Distractions distract, people sometimes struggle to discover and use information, different kinds of people collaborate differently on different kinds of tasks... One presenter sarcastically summed it up as "we show that different people are different".
I should have been asking the question "What's new here?" What does this empirical work tell us _that we didn't know before_ (or could reasonably guess) about humanity and how it interacts with itself and with technical artefacts? Surely, all of this individually fascinating work is telling us something about _how to avoid_ rediscovering the broad strokes for each future situation we encounter involving computers and humans, so that we can quickly localize and adapt to each situation.
I've seen (versions of) many of these studies and technical tricks countless times in art galleries and hacker spaces elsewhere.

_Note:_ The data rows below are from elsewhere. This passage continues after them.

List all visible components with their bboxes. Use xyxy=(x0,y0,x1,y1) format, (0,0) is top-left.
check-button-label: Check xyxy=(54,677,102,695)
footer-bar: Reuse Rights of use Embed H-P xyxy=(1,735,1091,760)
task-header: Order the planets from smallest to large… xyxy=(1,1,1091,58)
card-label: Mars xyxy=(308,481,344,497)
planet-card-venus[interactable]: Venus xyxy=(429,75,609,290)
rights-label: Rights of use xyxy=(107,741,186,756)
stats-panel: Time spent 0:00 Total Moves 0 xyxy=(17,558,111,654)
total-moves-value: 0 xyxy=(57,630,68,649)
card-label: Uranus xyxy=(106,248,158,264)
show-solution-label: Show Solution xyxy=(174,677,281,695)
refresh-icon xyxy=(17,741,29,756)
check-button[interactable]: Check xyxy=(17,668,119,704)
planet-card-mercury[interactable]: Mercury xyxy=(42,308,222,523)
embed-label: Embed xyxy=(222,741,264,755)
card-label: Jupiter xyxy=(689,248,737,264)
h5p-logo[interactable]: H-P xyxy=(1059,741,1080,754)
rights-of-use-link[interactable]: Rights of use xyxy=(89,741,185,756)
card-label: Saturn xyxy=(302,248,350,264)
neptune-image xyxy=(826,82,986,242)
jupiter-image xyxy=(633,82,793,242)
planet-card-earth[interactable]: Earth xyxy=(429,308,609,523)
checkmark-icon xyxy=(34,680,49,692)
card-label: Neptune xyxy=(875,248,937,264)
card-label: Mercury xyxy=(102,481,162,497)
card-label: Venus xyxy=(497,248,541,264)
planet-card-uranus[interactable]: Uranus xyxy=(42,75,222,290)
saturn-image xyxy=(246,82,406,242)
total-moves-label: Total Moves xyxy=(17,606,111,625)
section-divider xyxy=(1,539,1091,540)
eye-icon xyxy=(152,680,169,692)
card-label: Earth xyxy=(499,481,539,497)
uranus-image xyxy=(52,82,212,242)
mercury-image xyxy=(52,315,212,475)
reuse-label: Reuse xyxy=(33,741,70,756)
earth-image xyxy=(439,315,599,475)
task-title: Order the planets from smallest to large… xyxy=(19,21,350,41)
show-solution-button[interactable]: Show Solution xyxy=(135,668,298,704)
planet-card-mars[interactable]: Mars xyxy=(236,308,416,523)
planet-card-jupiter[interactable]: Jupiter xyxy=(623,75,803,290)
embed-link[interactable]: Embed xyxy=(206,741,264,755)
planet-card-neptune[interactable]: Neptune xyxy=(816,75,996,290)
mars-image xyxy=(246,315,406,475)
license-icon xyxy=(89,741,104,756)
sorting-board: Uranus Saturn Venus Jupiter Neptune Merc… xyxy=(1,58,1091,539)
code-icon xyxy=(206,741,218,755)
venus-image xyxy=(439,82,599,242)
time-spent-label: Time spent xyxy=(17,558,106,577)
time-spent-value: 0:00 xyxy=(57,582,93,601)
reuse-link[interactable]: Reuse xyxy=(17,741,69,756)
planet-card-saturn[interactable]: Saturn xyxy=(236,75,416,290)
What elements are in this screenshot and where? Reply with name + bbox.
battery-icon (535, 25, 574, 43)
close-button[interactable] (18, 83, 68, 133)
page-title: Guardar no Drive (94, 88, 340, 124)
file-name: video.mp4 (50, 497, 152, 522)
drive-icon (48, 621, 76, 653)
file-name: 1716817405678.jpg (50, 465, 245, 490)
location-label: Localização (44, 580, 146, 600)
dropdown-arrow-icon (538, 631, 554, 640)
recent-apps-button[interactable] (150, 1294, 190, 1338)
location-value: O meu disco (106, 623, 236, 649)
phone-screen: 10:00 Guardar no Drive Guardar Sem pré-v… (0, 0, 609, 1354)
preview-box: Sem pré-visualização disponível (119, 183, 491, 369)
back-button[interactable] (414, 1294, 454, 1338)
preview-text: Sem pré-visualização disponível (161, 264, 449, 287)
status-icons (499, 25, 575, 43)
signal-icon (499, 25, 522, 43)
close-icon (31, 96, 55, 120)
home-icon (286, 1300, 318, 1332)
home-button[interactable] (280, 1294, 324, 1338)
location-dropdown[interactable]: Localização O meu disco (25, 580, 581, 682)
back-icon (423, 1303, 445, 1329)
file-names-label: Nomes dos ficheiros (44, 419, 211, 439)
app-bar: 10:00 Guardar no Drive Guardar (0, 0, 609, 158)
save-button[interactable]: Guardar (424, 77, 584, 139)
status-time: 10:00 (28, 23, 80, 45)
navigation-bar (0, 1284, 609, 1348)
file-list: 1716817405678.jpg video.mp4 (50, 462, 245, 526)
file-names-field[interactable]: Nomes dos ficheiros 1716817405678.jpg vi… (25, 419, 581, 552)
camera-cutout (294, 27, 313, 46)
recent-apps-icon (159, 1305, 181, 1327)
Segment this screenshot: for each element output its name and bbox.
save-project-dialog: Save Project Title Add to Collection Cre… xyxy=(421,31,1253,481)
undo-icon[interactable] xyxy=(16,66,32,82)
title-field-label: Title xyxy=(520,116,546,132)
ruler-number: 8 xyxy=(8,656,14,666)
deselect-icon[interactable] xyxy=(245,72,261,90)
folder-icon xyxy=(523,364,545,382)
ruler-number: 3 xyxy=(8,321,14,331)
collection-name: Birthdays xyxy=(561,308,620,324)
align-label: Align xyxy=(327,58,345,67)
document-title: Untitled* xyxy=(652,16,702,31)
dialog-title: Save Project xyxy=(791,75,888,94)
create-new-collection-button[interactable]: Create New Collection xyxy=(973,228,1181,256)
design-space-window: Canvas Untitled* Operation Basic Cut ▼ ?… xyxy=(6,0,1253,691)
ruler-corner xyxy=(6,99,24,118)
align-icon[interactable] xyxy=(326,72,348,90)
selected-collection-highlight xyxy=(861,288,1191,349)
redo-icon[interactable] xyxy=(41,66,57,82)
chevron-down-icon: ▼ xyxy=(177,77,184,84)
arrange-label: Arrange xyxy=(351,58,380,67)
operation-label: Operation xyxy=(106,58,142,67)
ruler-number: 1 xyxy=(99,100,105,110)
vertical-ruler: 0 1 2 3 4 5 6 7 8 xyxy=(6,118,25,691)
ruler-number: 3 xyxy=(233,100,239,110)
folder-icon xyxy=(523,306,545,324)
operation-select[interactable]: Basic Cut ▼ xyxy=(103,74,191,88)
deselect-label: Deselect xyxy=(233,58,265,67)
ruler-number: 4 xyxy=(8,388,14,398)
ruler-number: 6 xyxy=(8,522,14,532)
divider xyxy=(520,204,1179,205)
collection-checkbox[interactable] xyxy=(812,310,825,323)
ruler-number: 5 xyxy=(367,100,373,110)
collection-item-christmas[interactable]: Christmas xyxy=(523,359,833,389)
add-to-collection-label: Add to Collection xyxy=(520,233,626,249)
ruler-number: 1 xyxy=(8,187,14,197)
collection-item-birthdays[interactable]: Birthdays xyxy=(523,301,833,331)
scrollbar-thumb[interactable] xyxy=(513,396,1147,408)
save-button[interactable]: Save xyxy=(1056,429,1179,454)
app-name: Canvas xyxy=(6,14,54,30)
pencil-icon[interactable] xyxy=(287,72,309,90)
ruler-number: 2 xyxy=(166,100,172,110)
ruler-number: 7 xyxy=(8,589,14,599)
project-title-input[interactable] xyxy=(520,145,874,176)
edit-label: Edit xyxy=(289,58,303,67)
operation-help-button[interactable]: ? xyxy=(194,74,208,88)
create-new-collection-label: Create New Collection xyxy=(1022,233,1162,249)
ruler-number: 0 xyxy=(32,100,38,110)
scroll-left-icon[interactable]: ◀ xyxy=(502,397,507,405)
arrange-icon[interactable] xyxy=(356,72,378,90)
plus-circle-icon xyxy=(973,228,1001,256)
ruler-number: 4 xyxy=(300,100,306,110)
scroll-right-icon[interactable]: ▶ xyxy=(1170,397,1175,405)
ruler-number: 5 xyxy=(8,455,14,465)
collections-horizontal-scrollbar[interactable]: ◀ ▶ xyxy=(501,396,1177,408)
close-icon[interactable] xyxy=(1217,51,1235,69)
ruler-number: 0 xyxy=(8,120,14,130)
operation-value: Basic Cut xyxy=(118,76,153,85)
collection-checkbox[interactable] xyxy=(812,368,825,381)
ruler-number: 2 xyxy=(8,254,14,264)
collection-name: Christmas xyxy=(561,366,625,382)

The particular combinations instantiated here may be of particular interest, but what features of the recombinations are relevant to the findings we are to absorb?
My personal challenge in not having a deep-rooted grounding in this field, is how to situate all these details in some frame of knowledge. How do all these empirically and operationally defined contexts and situations relate to each other, and to the several disciplines from which this CSCW endeavor draws?